B6;129S4-Pou5f1^tm2Jae/J

Stock number: 008214
Product name: Oct4-GFP
Research areas: Research Tools

Description

Mice homozygous for this Oct4-EGFP mutation harbor an IRES-EGFP fusion cassette downstream of the stop codon of the Oct4 (Pou5f1) gene. These mutant mice may be useful for the selection of induced pluripotent stem (iPS) cells, or more generally for fluorescent labeling of embryonic stem cells.

Detailed description

Mice homozygous for this Oct4-EGFP mutation are viable and fertile. They harbor an IRES-EGFP fusion cassette downstream of the stop codon of the Oct4 (Pou5f1) gene. When treated with specific transcription factors (Oct4, Sox2, c-Myc and Klf4), some Oct4-EGFP murine embryonic fibroblasts (MEFs) have the properties of induced pluripotent stem (iPS) cells. Such iPS cells have the DNA methylation, gene expression and chromatin state of embryonic stem cells and can form viable chimeras, contribute to the germ line, and generate live late-term embryos when injected into tetraploid blastocysts.
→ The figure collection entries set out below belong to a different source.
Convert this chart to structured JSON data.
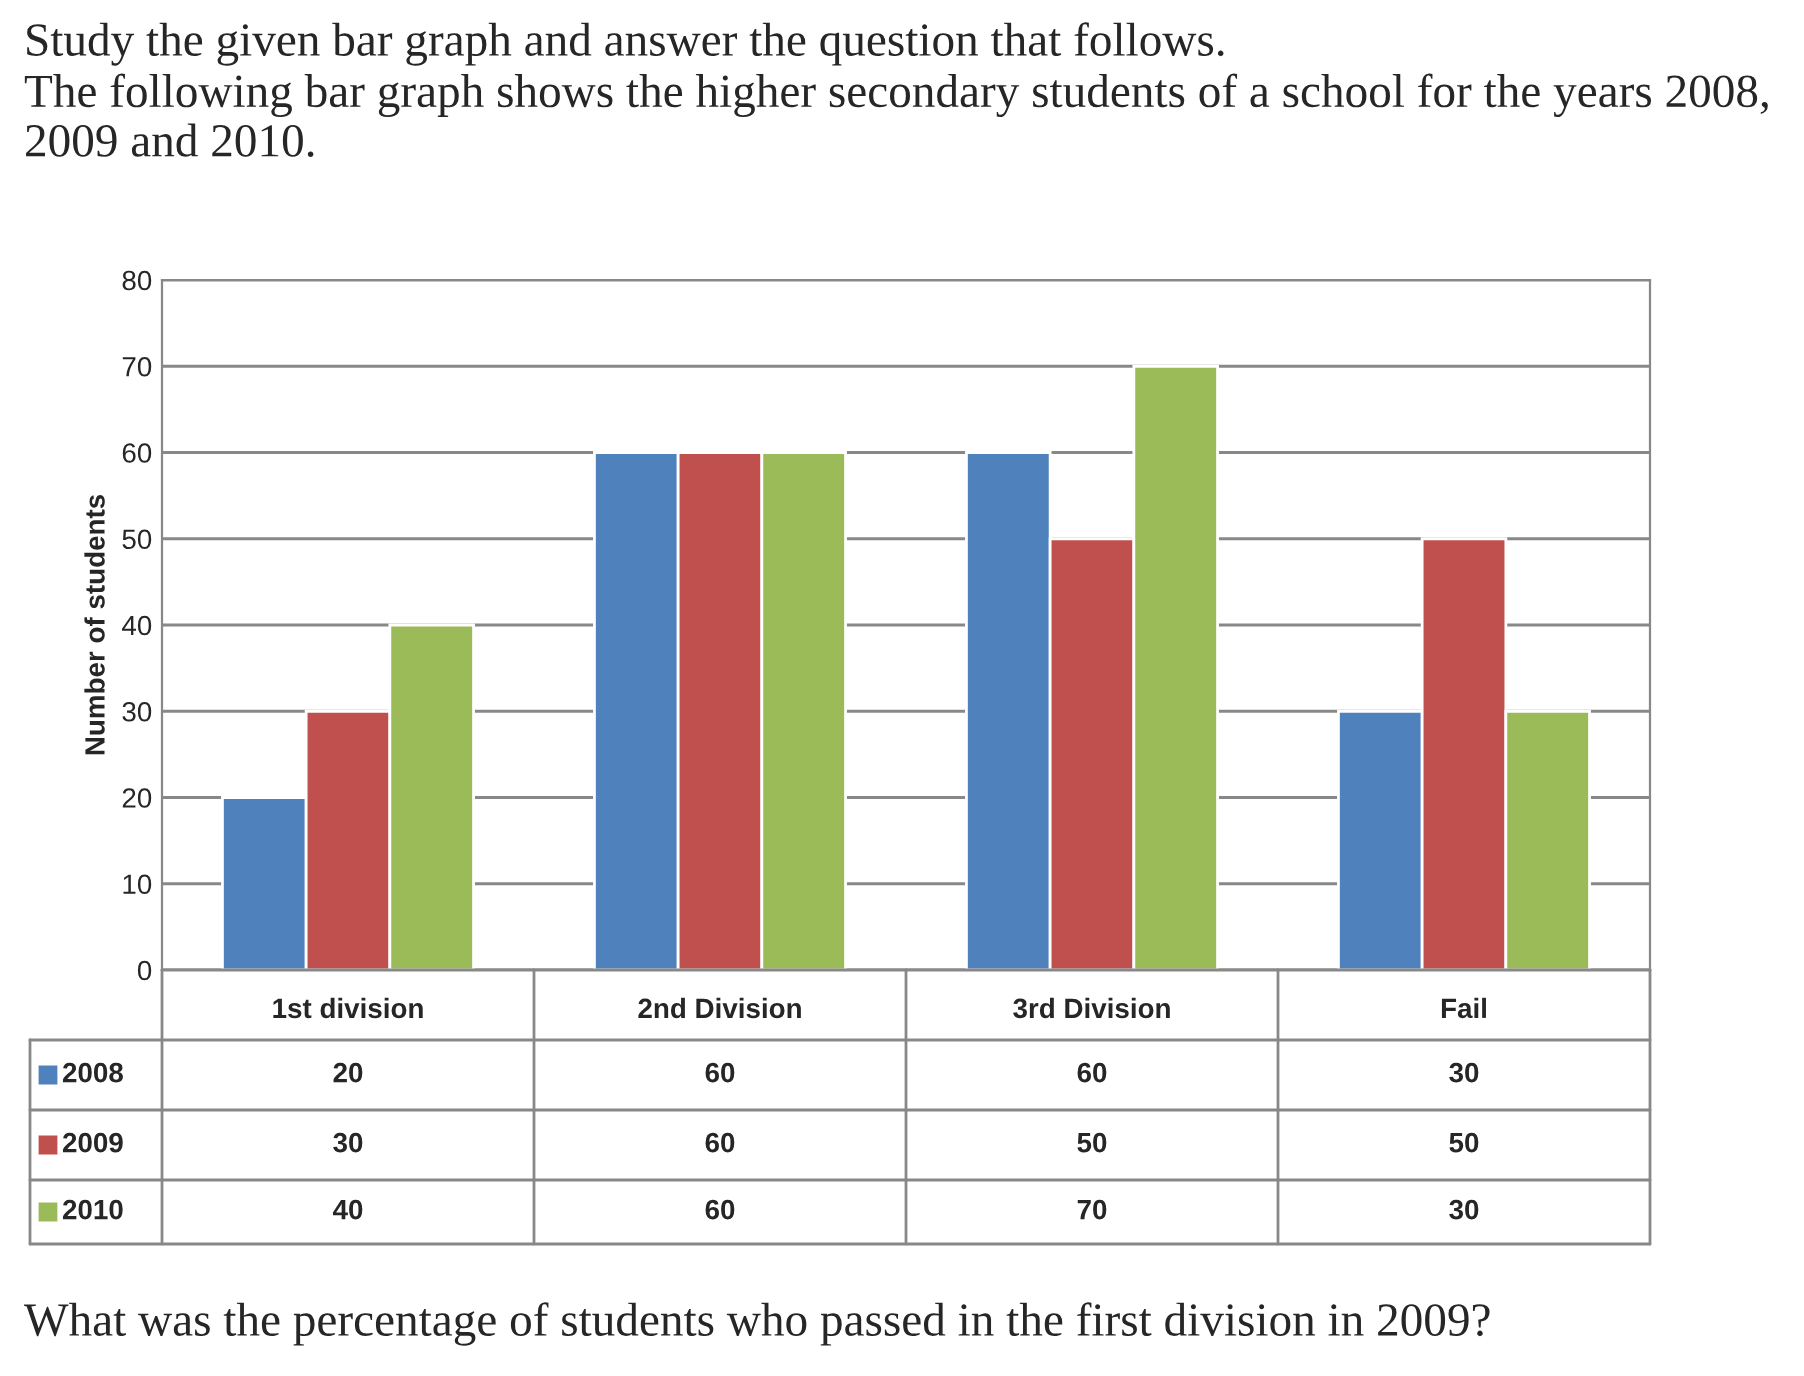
{
  "chart_data": {
    "type": "bar",
    "title": "Study the given bar graph and answer the question that follows.",
    "subtitle": "The following bar graph shows the higher secondary students of a school for the years 2008, 2009 and 2010.",
    "ylabel": "Number of students",
    "categories": [
      "1st division",
      "2nd Division",
      "3rd Division",
      "Fail"
    ],
    "series": [
      {
        "name": "2008",
        "color": "#4f81bd",
        "values": [
          20,
          60,
          60,
          30
        ]
      },
      {
        "name": "2009",
        "color": "#c0504d",
        "values": [
          30,
          60,
          50,
          50
        ]
      },
      {
        "name": "2010",
        "color": "#9bbb59",
        "values": [
          40,
          60,
          70,
          30
        ]
      }
    ],
    "ylim": [
      0,
      80
    ],
    "yticks": [
      0,
      10,
      20,
      30,
      40,
      50,
      60,
      70,
      80
    ],
    "grid": "y",
    "data_labels": true,
    "legend": "bottom",
    "annotations": [
      "What was the percentage of students who passed in the first division in 2009?"
    ]
  }
}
These Oct4-EGFP mutant mice may be useful for fluorescent labeling of embryonic stem cells, as well as for the selection of iPS cells (i.e. epigenetic reprogramming of somatic cells into pluripotent embryonic stem cells).
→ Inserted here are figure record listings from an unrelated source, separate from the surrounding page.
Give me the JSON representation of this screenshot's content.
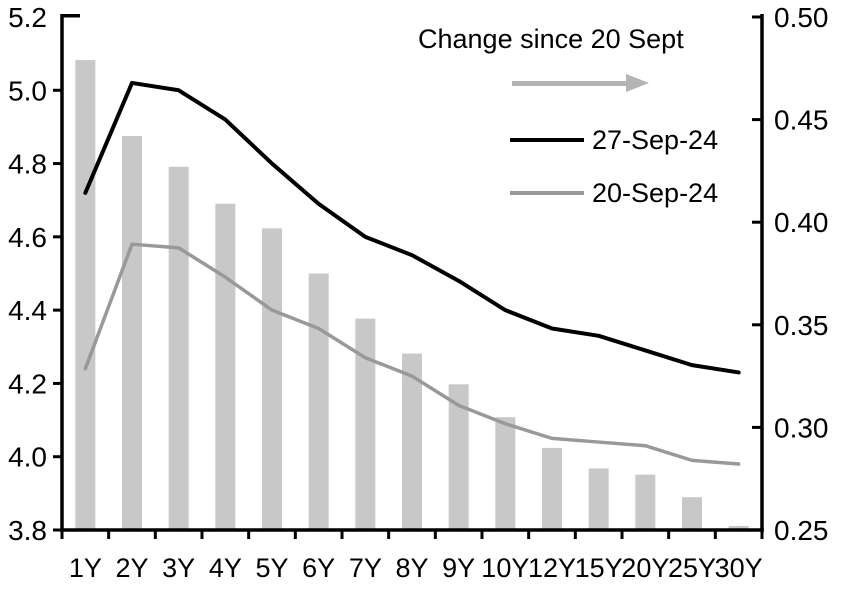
{
  "chart_data": {
    "type": "combo",
    "title": "",
    "categories": [
      "1Y",
      "2Y",
      "3Y",
      "4Y",
      "5Y",
      "6Y",
      "7Y",
      "8Y",
      "9Y",
      "10Y",
      "12Y",
      "15Y",
      "20Y",
      "25Y",
      "30Y"
    ],
    "series": [
      {
        "name": "Change since 20 Sept",
        "type": "bar",
        "axis": "right",
        "color": "#c8c8c8",
        "values": [
          0.479,
          0.442,
          0.427,
          0.409,
          0.397,
          0.375,
          0.353,
          0.336,
          0.321,
          0.305,
          0.29,
          0.28,
          0.277,
          0.266,
          0.252
        ]
      },
      {
        "name": "27-Sep-24",
        "type": "line",
        "axis": "left",
        "color": "#000000",
        "values": [
          4.72,
          5.02,
          5.0,
          4.92,
          4.8,
          4.69,
          4.6,
          4.55,
          4.48,
          4.4,
          4.35,
          4.33,
          4.29,
          4.25,
          4.23
        ]
      },
      {
        "name": "20-Sep-24",
        "type": "line",
        "axis": "left",
        "color": "#999999",
        "values": [
          4.24,
          4.58,
          4.57,
          4.49,
          4.4,
          4.35,
          4.27,
          4.22,
          4.14,
          4.09,
          4.05,
          4.04,
          4.03,
          3.99,
          3.98
        ]
      }
    ],
    "left_axis": {
      "min": 3.8,
      "max": 5.2,
      "ticks": [
        5.2,
        5.0,
        4.8,
        4.6,
        4.4,
        4.2,
        4.0,
        3.8
      ],
      "tick_labels": [
        "5.2",
        "5.0",
        "4.8",
        "4.6",
        "4.4",
        "4.2",
        "4.0",
        "3.8"
      ]
    },
    "right_axis": {
      "min": 0.25,
      "max": 0.5,
      "ticks": [
        0.5,
        0.45,
        0.4,
        0.35,
        0.3,
        0.25
      ],
      "tick_labels": [
        "0.50",
        "0.45",
        "0.40",
        "0.35",
        "0.30",
        "0.25"
      ]
    },
    "grid": false,
    "legend_position": "inside-top-right",
    "legend": {
      "title": "Change since 20 Sept",
      "arrow_color": "#b4b4b4",
      "items": [
        {
          "label": "27-Sep-24",
          "color": "#000000"
        },
        {
          "label": "20-Sep-24",
          "color": "#999999"
        }
      ]
    }
  }
}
Of note, these Oct4-EGFP mutant mice may also be used in conjunction with Oct4-neo mice (Stock No. 008204); a similar mutant strain bearing a neo selection cassette in the Oct4 locus.

Development

A targeting vector was designed to insert an "IRES-EGFP-floxed NEO" cassette (containing an internal ribosomal entry site (IRES), enhanced green fluorescent protein (EGFP) sequence, and a loxP-flanked neo) between the stop codon and endogenous polyA signal of the targeted gene. This construct was electroporated into (C57BL/6 x 129S4Sv/Jae)F1-derived V6.5 embryonic stem (ES) cells. Correctly targeted ES cells were transiently transfected with a cre expressing plasmid to remove the neo selection cassette. Chimeric mice were established. The resulting Oct4-EGFP mutant mice were maintained on a mixed B6;129S4 genetic background prior to arrival at The Jackson Laboratory.

Allele

Symbol: Pou5f1^tm2Jae
Name: targeted mutation 2, Rudolf Jaenisch
MGI accession ID: MGI:3772191
Generation method: Targeted
Attributes: Reporter
Synonyms: Oct4-EGFP; Oct4-GFP; Oct4-iresGFP; Oct4-IRES-GFP; Pou5f1^tm2(EGFP)Jae
Marker symbol: Pou5f1
Marker name: POU domain, class 5, transcription factor 1
Marker synonyms: OCT3; Oct-3; Oct3/4; Oct-3/4; OCT4; Oct-4; OCT4PG1; OCT4-PG1; Otf3; OTF-3; OTF3C; Otf3g; OTF3P1; Otf3-rs7; Otf4; Otf-4; POU5F1P1; POU5F1P4; POU5FLC20; POU5FLC8
Chromosome: 17
Strain of origin: (C57BL/6 x 129S4/SvJae)F1
Expressed genes: GFP,Green Fluorescent Protein,
Site of expression: Embryonic stem cells express EGFP.
Molecular note: A targeting vector was designed to insert an "IRES-EGFP-floxed NEO" cassette (containing an internal ribosomal entry site (IRES), enhanced green fluorescent protein (EGFP) sequence, and a loxP-flanked neo) between the stop codon and endogenous polyA signal of the targeted gene. This construct was electroporated into (C57BL/6 x 129S4Sv/Jae)F1-derived V6.5 embryonic stem (ES) cells. Correctly targeted ES cells were transiently transfected with a cre expressing plasmid to remove the neo selection cassette.
General note: When treated with specific transcription factors (Oct4, Sox2, c-Myc and Klf4), some Oct4-EGFP murine embryonic fibroblasts (MEFs) have the properties of induced pluripotent stem (iPS) cells. Such iPS cells have the DNA methylation, gene expression and chromatin state of embryonic stem cells and can form viable chimeras, contribute to the germ line, and generate live late-term embryos when injected into tetraploid blastocysts.